Book Synopsis Graph Partitioning by : Charles-Edmond Bichot
Download or read book Graph Partitioning written by Charles-Edmond Bichot and published by John Wiley & Sons. This book was released on 2013-01-24 with total page 301 pages. Available in PDF, EPUB and Kindle. Book excerpt: Graph partitioning is a theoretical subject with applications in many areas, principally: numerical analysis, programs mapping onto parallel architectures, image segmentation, VLSI design. During the last 40 years, the literature has strongly increased and big improvements have been made. This book brings together the knowledge accumulated during many years to extract both theoretical foundations of graph partitioning and its main applications.
Book Synopsis Data Clustering: Theory, Algorithms, and Applications, Second Edition by : Guojun Gan
Download or read book Data Clustering: Theory, Algorithms, and Applications, Second Edition written by Guojun Gan and published by SIAM. This book was released on 2020-11-10 with total page 430 pages. Available in PDF, EPUB and Kindle.
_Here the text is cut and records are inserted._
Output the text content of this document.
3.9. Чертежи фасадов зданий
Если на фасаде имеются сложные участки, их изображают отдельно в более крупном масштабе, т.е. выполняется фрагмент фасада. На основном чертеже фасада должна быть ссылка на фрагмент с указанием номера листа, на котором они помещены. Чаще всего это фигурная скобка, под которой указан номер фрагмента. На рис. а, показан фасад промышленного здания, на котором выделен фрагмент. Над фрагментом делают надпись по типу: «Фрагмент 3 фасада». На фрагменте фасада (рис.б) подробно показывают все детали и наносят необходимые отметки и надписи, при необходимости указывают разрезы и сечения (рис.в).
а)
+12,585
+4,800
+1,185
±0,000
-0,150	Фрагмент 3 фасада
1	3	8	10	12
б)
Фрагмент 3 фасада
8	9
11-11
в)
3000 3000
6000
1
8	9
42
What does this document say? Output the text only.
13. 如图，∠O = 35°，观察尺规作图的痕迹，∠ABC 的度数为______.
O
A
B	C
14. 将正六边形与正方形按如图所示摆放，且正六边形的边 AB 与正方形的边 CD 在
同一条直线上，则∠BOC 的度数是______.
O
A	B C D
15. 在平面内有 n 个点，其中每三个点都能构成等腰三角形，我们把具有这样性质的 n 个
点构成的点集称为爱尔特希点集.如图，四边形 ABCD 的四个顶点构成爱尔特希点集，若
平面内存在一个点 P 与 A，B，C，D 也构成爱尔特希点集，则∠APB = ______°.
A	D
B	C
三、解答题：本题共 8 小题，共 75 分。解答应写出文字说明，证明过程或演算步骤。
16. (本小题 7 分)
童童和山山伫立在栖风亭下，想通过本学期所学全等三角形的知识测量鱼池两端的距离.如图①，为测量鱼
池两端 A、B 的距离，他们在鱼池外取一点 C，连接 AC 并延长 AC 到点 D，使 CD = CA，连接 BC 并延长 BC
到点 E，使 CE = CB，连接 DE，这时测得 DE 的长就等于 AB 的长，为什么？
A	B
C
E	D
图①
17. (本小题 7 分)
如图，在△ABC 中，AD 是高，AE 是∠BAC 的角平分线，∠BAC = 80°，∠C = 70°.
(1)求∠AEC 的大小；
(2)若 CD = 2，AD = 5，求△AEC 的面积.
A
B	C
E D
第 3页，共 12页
Book excerpt: Data clustering, also known as cluster analysis, is an unsupervised process that divides a set of objects into homogeneous groups. Since the publication of the first edition of this monograph in 2007, development in the area has exploded, especially in clustering algorithms for big data and open-source software for cluster analysis. This second edition reflects these new developments, covers the basics of data clustering, includes a list of popular clustering algorithms, and provides program code that helps users implement clustering algorithms. Data Clustering: Theory, Algorithms and Applications, Second Edition will be of interest to researchers, practitioners, and data scientists as well as undergraduate and graduate students.